Role in Inflammation:

• CD55 also plays a role in modulating inflammatory responses. By controlling complement activation, CD55 prevents excessive production of pro-inflammatory mediators such as anaphylatoxins (C3a, C5a), which are potent triggers of inflammation. This regulatory function helps to maintain balance in the immune system and prevents unnecessary tissue damage during immune responses.

Interaction with Pathogens:

• Some pathogens have evolved mechanisms to hijack CD55 to avoid complement-mediated destruction. For example, certain viruses and bacteria bind to CD55 to protect themselves from the host’s immune system. This interaction allows pathogens to persist in the host and evade immune clearance.

Adhesion Molecule:

• Beyond its role in complement regulation, CD55 has been implicated in cellular adhesion processes. It interacts with other cell surface molecules, such as CD97, a member of the EGF-TM7 family of proteins. This interaction is thought to play a role in immune cell trafficking and may contribute to processes such as leukocyte extravasation during inflammation.

Clinical Issues

Paroxysmal Nocturnal Hemoglobinuria (PNH):

• A key clinical condition associated with CD55 dysfunction is paroxysmal nocturnal hemoglobinuria (PNH), a rare acquired disorder in which red blood cells are prone to complement-mediated lysis. PNH arises due to mutations in the PIGA gene, which is involved in the biosynthesis of GPI anchors. Without a functional GPI anchor, CD55 (and other GPI-anchored proteins such as CD59) cannot attach to the cell membrane, leaving red blood cells vulnerable to complement attack. This results in episodes of hemolysis, leading to symptoms such as fatigue, jaundice, and an increased risk of thrombosis.

Autoimmune Diseases:

• Abnormal CD55 function or expression may be implicated in autoimmune diseases such as systemic lupus erythematosus (SLE), where complement dysregulation plays a role in tissue damage. In such conditions, inadequate expression of CD55 on host tissues could contribute to excessive complement activation and inflammation, exacerbating autoimmune responses.

Cancer:

• Altered expression of CD55 has been observed in various cancers, including colorectal cancer and breast cancer.
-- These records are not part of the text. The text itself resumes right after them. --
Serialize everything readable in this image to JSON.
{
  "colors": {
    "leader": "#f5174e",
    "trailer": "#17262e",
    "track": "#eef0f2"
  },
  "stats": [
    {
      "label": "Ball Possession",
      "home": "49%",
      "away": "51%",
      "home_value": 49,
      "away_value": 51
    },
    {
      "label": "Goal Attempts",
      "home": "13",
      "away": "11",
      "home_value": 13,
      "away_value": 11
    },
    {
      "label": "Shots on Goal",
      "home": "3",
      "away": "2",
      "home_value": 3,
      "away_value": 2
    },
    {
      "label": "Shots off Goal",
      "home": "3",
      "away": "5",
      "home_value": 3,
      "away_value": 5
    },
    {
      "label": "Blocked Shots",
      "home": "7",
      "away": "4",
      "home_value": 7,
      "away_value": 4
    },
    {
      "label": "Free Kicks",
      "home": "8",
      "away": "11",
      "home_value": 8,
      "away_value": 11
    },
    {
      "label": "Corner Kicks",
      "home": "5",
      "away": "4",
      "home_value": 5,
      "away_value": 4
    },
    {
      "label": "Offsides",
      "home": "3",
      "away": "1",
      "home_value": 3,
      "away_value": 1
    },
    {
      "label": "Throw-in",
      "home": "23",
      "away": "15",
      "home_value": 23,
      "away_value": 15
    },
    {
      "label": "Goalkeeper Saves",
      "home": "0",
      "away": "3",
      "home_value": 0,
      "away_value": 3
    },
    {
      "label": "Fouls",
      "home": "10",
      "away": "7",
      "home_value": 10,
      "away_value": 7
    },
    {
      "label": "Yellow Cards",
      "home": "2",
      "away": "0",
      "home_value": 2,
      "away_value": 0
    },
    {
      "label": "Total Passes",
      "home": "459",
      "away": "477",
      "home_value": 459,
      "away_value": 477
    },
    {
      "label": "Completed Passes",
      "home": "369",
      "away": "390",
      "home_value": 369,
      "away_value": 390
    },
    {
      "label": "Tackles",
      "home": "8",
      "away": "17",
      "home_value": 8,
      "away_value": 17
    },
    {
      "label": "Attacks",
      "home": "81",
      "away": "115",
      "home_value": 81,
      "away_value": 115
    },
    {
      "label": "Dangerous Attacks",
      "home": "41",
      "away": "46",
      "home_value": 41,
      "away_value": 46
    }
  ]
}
Tumors may upregulate CD55 expression as a mechanism to evade complement-mediated destruction, allowing cancer cells to survive and proliferate. CD55 overexpression in tumors could be a mechanism of immune evasion, contributing to the tumor's resistance to immune surveillance.

Therapeutic Targeting:

• Targeting CD55 has potential therapeutic applications, particularly in conditions where complement regulation is defective, such as PNH, or in cancers where CD55 is overexpressed. Inhibitors that block the interaction of CD55 with complement components could be used to enhance the immune system's ability to target cancer cells. Alternatively, increasing CD55 expression in autoimmune diseases might help to mitigate excessive complement activation and inflammation.

Summary

CD55, or decay-accelerating factor (DAF), is a GPI-anchored protein that plays a vital role in protecting host cells from complement-mediated damage. It achieves this by inhibiting the formation of C3 and C5 convertases, key enzymes in the complement system, thereby preventing inappropriate complement activation on healthy cells. CD55 consists of four complement control protein (CCP) domains that interact with C3b and C4b, accelerating the decay of convertase complexes. Clinically, CD55 dysfunction is associated with conditions such as paroxysmal nocturnal hemoglobinuria (PNH), autoimmune diseases, and cancer. In addition to its role in complement regulation, CD55 may also be involved in immune cell adhesion and pathogen interactions. Targeting CD55 holds therapeutic potential in diseases where complement dysregulation plays a central role. Understanding the molecular function of CD55 is essential for developing treatments for these complement-related disorders.